In Song, the ‘story’ itself is of immense importance – it celebrates the wonder, peace, and security of perfect human love. The components of mutual attraction, even body parts or physical details of the natural world, cannot be reduced only to illustrations of spiritual truths. We shall not find Christ there in allegory. The male lover is not Christ. But we dofind Christ in this poem.
All scripture has its place in a trajectory that has its fulfilment in Christ and the gospel. Nothing in scripture is merely incidental. The male lover in Song is an idealised man who has fallen in love with his maiden. Song celebrates this loving relationship culminating in final commitment, a hymn to love, especially intimacy – the love that desires a relationship of perfect peace and security (the Hebrew ‘peace’ word is more than incidentally present). A reader who needs to find uninhibited sex in this poem will do so; but if we lay that desire aside, and read the poem neutrally in this regard, then the ‘intimacy’ paradigm is perfectly satisfactory throughout. Metaphors for this intimacy abound, e.g. 4:9, You have captivated my heart, my sister, my bride, and the use of sister and brother in 5:1; 8:1.
But observing a reformation maxim, ‘Christ in all the Scriptures’, we suggest that the reality of two people wanting intimacy in a mutual, permanent, bound relationship anticipates the rightful intimacy with Christ that will characterise Christ’s people, and the eventual ‘marriage’ of bride and groom. In reading Song, we must start with the quasi‐historical event and see what it tells us of intimacy, then apply it additionally through Christ in the light of the gospel. That is, Song is both a love/intimacy poem conveying the wonder of attraction, desire and longing, and as typological, denoting ideal human love as an analogy of Christ and his people.
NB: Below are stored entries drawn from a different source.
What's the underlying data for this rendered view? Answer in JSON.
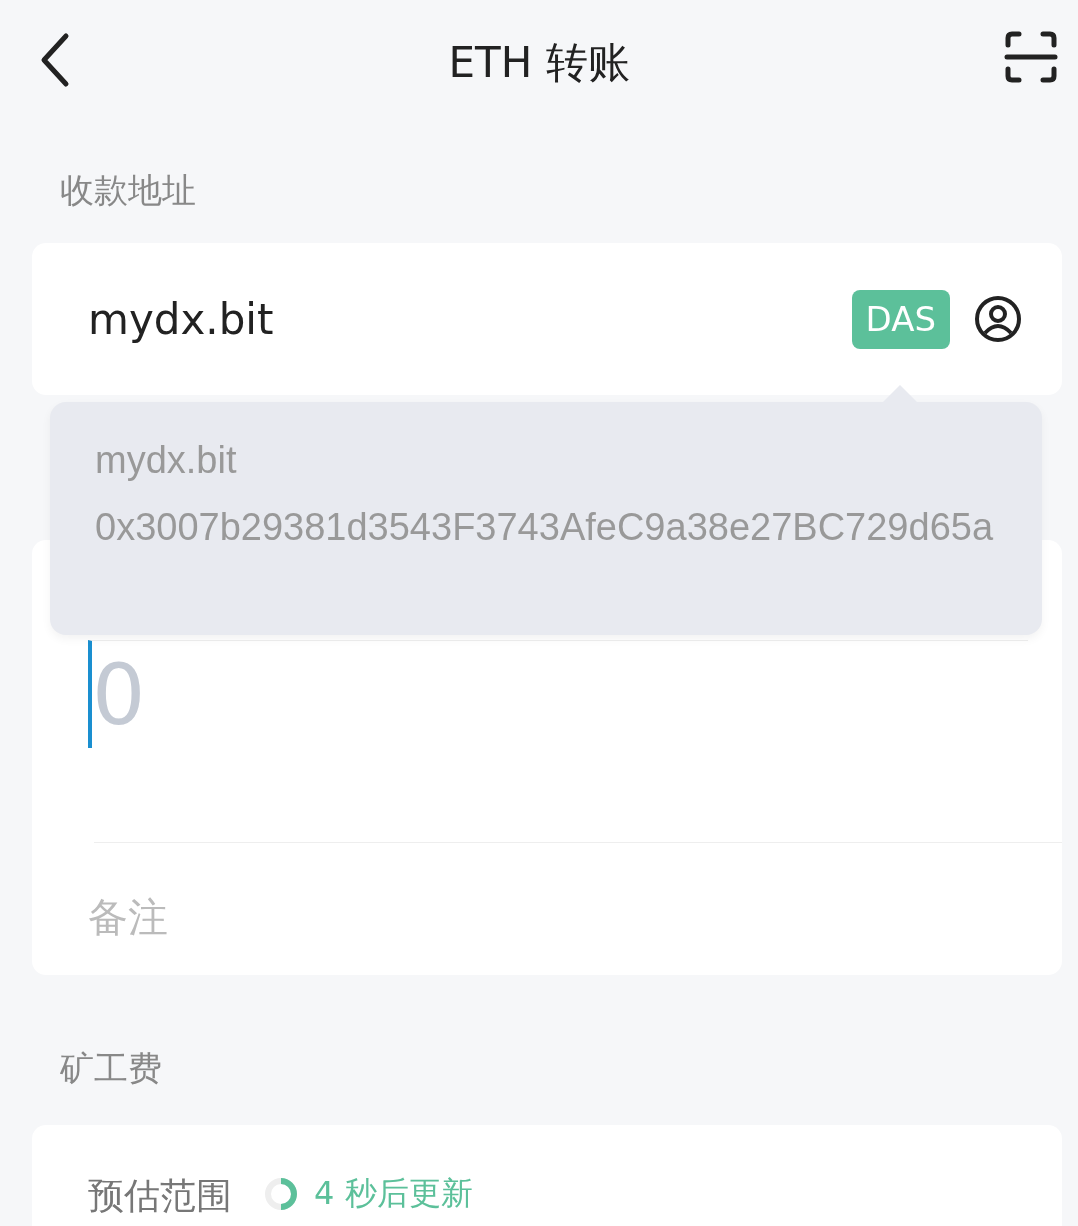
{
  "header": {
    "title": "ETH 转账"
  },
  "recipient": {
    "label": "收款地址",
    "value": "mydx.bit",
    "tag": "DAS"
  },
  "suggestion": {
    "name": "mydx.bit",
    "address": "0x3007b29381d3543F3743AfeC9a38e27BC729d65a"
  },
  "amount": {
    "placeholder": "0"
  },
  "memo": {
    "placeholder": "备注"
  },
  "fee": {
    "label": "矿工费",
    "range_label": "预估范围",
    "countdown": "4 秒后更新"
  }
}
This Christological typology in Song is reinforced by the Bible’s analogy between human marriage and the marriage of Christ with his church. This is epitomised in Ephesians 5:23‐32, For the husband is the head of the wife as Christ is the head of the church, his body, of which he is the Saviour … love …, just as Christ loved the church and gave himself for her … . Marriage terminology is also used in the Old Testament of God’s relationship with his people – e.g. Isaiah 54:5, For your Maker is your husband, the LORD of hosts …; Jeremiah 2:2, … how as a bride you loved me …; and Ezekiel 16:8, … I spread the corner of my garment over you … and entered into a covenant with you. It is no accident that this marriage metaphor finds its fulfilment in Christ and church. The yearning love of God for his people, and the intimacy that God desires, is written everywhere into scripture. It is perfectly consistent with good Bible interpretation, we suggest, to find it implied, typologically, in Song’s celebration of ideal human love that ‘anticipates’ the love of Christ for the church, and the intimacy he longs for with her. It is real, now, for the company of forgiven sinners; but we await the final consummation of our loving relationship with our saviour in ‘marriage’.
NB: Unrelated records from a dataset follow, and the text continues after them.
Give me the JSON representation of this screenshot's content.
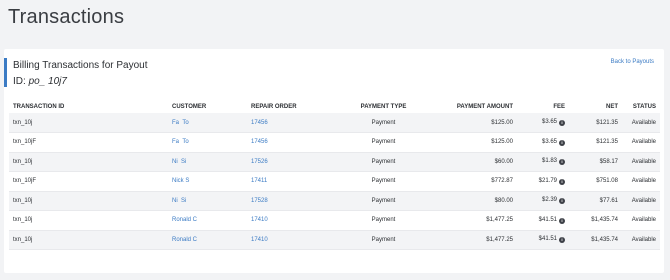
{
  "page": {
    "title": "Transactions"
  },
  "card": {
    "title": "Billing Transactions for Payout",
    "id_label": "ID:",
    "id_value": "po_ 10j7",
    "back_link": "Back to Payouts"
  },
  "table": {
    "columns": [
      "TRANSACTION ID",
      "CUSTOMER",
      "REPAIR ORDER",
      "PAYMENT TYPE",
      "PAYMENT AMOUNT",
      "FEE",
      "NET",
      "STATUS"
    ],
    "rows": [
      {
        "txn": "txn_10j",
        "customer": "Fa",
        "customer2": "To",
        "repair_order": "17456",
        "payment_type": "Payment",
        "amount": "$125.00",
        "fee": "$3.65",
        "net": "$121.35",
        "status": "Available"
      },
      {
        "txn": "txn_10jF",
        "customer": "Fa",
        "customer2": "To",
        "repair_order": "17456",
        "payment_type": "Payment",
        "amount": "$125.00",
        "fee": "$3.65",
        "net": "$121.35",
        "status": "Available"
      },
      {
        "txn": "txn_10j",
        "customer": "Ni",
        "customer2": "Si",
        "repair_order": "17526",
        "payment_type": "Payment",
        "amount": "$60.00",
        "fee": "$1.83",
        "net": "$58.17",
        "status": "Available"
      },
      {
        "txn": "txn_10jF",
        "customer": "Nick S",
        "customer2": "",
        "repair_order": "17411",
        "payment_type": "Payment",
        "amount": "$772.87",
        "fee": "$21.79",
        "net": "$751.08",
        "status": "Available"
      },
      {
        "txn": "txn_10j",
        "customer": "Ni",
        "customer2": "Si",
        "repair_order": "17528",
        "payment_type": "Payment",
        "amount": "$80.00",
        "fee": "$2.39",
        "net": "$77.61",
        "status": "Available"
      },
      {
        "txn": "txn_10j",
        "customer": "Ronald C",
        "customer2": "",
        "repair_order": "17410",
        "payment_type": "Payment",
        "amount": "$1,477.25",
        "fee": "$41.51",
        "net": "$1,435.74",
        "status": "Available"
      },
      {
        "txn": "txn_10j",
        "customer": "Ronald C",
        "customer2": "",
        "repair_order": "17410",
        "payment_type": "Payment",
        "amount": "$1,477.25",
        "fee": "$41.51",
        "net": "$1,435.74",
        "status": "Available"
      }
    ]
  },
  "icons": {
    "fee_info": "info-icon"
  },
  "colors": {
    "accent": "#3b7bc4",
    "background": "#f2f3f5"
  }
}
To nurture our relationship with Christ and grow in our love for him, in response to his perfect love, is truly to find peace, safety and security in him, as represented in Song, 8:6, Set me as a seal on your heart, … for love is strong as death, … Its flashes are flashes of fire, the very flame of the LORD. Yet we can also see that when time ends, we will be united with Him in eternal rest and peace. Love has its ultimate source in the LORD.
In the very centre of Song in 4:16 and 5:1 the couple are in the garden of love (same Hebrew word as garden of Eden). Song portrays an ideal, intimate relationship as foreseen in Eden in Gen 2:18, … it is not good that the man should be alone …, but though our present relationship with our saviour is flawed by sinfulness, yet we can see in Song of Songs our longing for promised eternal rest and a return to the Eden of perfection, God’s ‘garden of love’.